When they knew he was imminent, he told me he wanted his child to call me Bubbe, which is Yiddish for grandmother. At first, it was a bit of a tweak since he knew how I sometimes cringed when I spoke about my own paternal grandmother who practiced smother love/helicopter grandparenting.
Then I realized that she was, in many ways, a model for deep devotion, the carrier of the family flame, the passer of stories, the bearer of tradition (think “Fiddler on the Roof”), and a better cook and baker than I will ever be, so I accepted the appellation. My son and daughter-in-law gifted me with a T-shirt emblazoned with a peace sign and the words “Hippie Bubbe.” I proudly wear it.
The first time we met was in the hospital room the three of them would share for a few days. Of course, I cried cradling him.
Adam had warned me that he would become the center of my universe. I responded, “He will be the center of yours.”
How misguided I was. It feels like NRE (New Relationship Energy) when you are in the initial courting phase and you can’t wait to be in that person’s presence. Good thing we live only a short car ride away. I had been there a few times a week to help them get settled and catch up on sleep, as new parents desperately need. Lauren’s parents and sister have been there on other days, indulging in some quality grandchild and nephew care time too.
Getting to know Dean, who is a cuddle bug and loves to be held, sung to (Beatles songs seem to provide comfort), and danced with, is a joy.
Initially, like all newborns, crying, peeing, pooping, eating, and sleeping was his repertoire. What seems to be an overnight transformation: he is looking around, laughing, making all kinds of googly baby sounds that charm anyone around him. His expressive faces have me wondering what is going on in his baby brain.
I imagine that by the time he is able to speak, he will have forgotten. His favorite books are Twinkle, Twinkle Little Star and the classic Goodnight Moon, as well as one given to him by his other hippie grandparents called Woodstock, Baby. He never tires of having them read to him, as he gums on them and turns the pages with us.
For nearly three months, during quarantine, I was not able to be with them, which was one of the most painful and challenging aspects of living in the time of COVID-19.
FaceTime, photos, phone calls, and sending him daily videos in which I would sing to him and recite nursery rhymes, were a less than desirable substitute, but they tided me over until we could safely be together.
Back to the regular routine of a few weekly visits during which we share quality baby and Bubbe time. He is now sitting up, crawling, pulling himself up on objects and people, and climbing everywhere. Eating with a spoon, holding his own bottle, loving gumming on bananas.
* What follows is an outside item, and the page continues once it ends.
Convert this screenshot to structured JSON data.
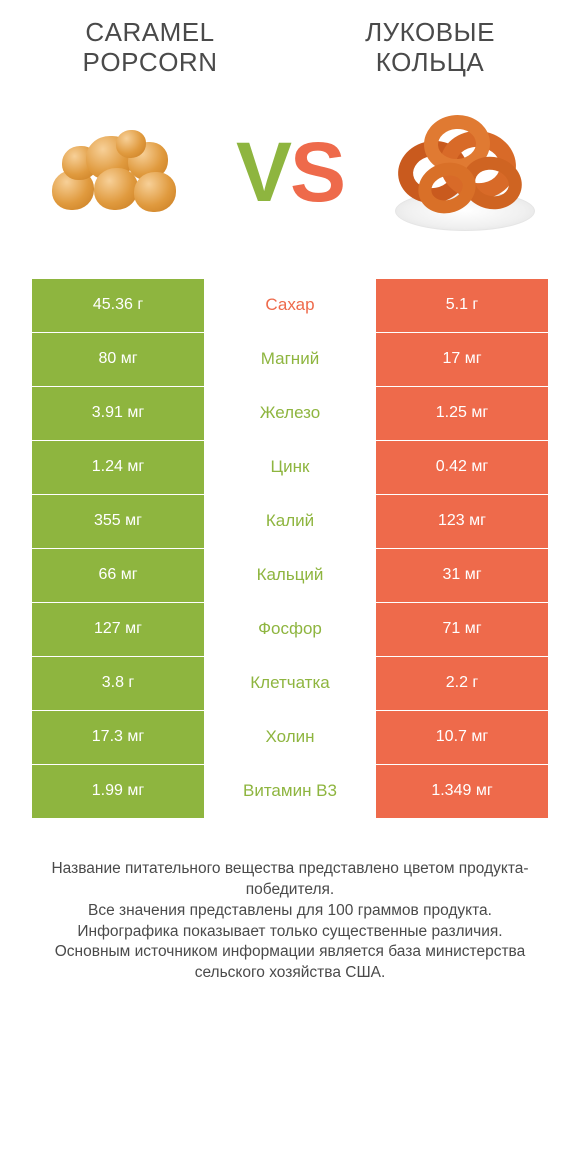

Last week after feeding him that delectably sweet fruit, I hadn’t noticed until I was about to walk into the supermarket that I was doused in banana-infused drool. A lovely look for which I was grateful.
My wish for Dean is that he always knows he is loved and loving, caring and compassionate to himself and others, creative and intelligent, a generous giver and gracious receiver, successful, multitalented, with no limits, strong, resilient, accepting, and a leader. And I hope he always speaks his mind and is a force for good in the world.
His parents will offer the environment in which he will thrive.